To create a unique key for encrypting and decrypting files on Quarry or Mason:

  1. Make sure you have a copy of gpg-agent running; on the command line, enter: gpg-agent -s --daemon --write-env-file --use-standard-socket
  2. On the command line, enter: gpg --gen-key
  3. You will see: gpg (GnuPG) 2.0.14; Copyright (C) 2009 Free Software Foundation, Inc. This is free software: you are free to change and redistribute it. There is NO WARRANTY, to the extent permitted by law. Please select what kind of key you want: (1) RSA and RSA (default) (2) DSA and Elgamal (3) DSA (sign only) (4) RSA (sign only) Your selection?

    Enter 1, and then press Enter (or Return) to select (1) RSA and RSA (default) .

  4. You will see: RSA keys may be between 1024 and 4096 bits long. What keysize do you want? (2048)

    Enter 1024.

  5. You will see: Requested keysize is 1024 bits Please specify how long the key should be valid. 0 = key does not expire <n> = key expires in n days <n>w = key expires in n weeks <n>m = key expires in n months <n>y = key expires in n years Key is valid for? (0)

    Enter a value to specify when your key should expire. For example, to set your key to expire in three weeks, enter 3w.

  6. You will be prompted to confirm your key's expiration date. If the correct date is displayed, enter  y .

  7. GPG will prompt you to enter your name, email address, and a comment; it will use this information to construct a user ID to identify your encryption key. When you've entered your information, you should see something like: You selected this USER-ID: "Full Name (comment) <username@indiana.edu>" Change (N)ame, (C)omment, (E)mail or (O)kay/(Q)uit?

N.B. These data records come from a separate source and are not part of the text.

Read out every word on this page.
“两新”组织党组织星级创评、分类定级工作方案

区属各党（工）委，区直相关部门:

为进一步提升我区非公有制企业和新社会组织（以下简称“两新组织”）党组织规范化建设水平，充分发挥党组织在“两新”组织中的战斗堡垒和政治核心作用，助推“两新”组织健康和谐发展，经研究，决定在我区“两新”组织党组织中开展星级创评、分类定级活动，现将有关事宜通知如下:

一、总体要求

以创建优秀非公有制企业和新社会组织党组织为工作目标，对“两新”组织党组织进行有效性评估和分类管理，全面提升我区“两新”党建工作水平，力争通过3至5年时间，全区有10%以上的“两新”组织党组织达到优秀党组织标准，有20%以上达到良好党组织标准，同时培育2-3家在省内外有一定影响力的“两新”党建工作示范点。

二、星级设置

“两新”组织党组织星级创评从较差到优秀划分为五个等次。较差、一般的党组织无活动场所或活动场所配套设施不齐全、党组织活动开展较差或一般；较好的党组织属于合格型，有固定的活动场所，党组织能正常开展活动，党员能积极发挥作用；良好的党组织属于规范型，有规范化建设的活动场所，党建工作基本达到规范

    If the information displayed is correct, enter  o to accept the user ID, or to correct errors or quit the process, enter the appropriate alternative.

  8. When you've accepted a user ID, GPG will prompt you to enter and confirm a passphrase. After you've confirmed your passphrase, GPG will begin generating your key. This process may take several minutes to complete. We need to generate a lot of random bytes. It is a good idea to perform some other action (type on the keyboard, move the mouse, utilize the disks) during the prime generation; this gives the random number generator a better chance to gain enough entropy.
  9. When it's finished, you will see something like: gpg: key 09D2B839 marked as ultimately trusted public and secret key created and signed. gpg: checking the trustdb gpg: 3 marginal(s) needed, 1 complete(s) needed, PGP trust model gpg: depth: 0 valid: 4 signed: 0 trust: 0-, 0q, 0n, 0m, 0f, 4u gpg: next trustdb check due at <expiration_date> pub 1024R/09D2B839 2013-06-25 [expires: <expiration_date>] Key fingerprint = 6AB2 7763 0378 9F7E 6242 77D5 F158 CDE5 09D2 B839 uid Full Name (comment) <username@indiana.edu> sub 1024R/7098E4C2 2013-06-25 [expires: <expiration_date>]

Back to top

Encrypting a file

You can use the key you created (until it expires) to encrypt files in your Quarry or Mason account. To encrypt a file, on the command line, enter the following (replacing user_id with the email address you specified when creating the user ID associated with your key, and ephi_file with the name of the file to encrypt):

gpg -e -r user_id ephi_file

GPG will create an encrypted version of the file you specified; the encrypted file will have a .gpg file extension (e.g., ephi_file.gpg). After confirming the encrypted version has been created, you can delete the original unencrypted file (ephi_file).

Back to top

Decrypting a file

To decrypt a .gpg file (e.g., ephi_file.gpg), on the command line, enter:

gpg ephi_file.gpg

GPG will prompt you for the passphrase associated with the key used to encrypt the file. When you enter the correct passphrase, GPG will recreate the original, unencrypted version of the file (e.g., ephi_file). This process does not delete or alter the encrypted version of the file (ephi_file.gpg).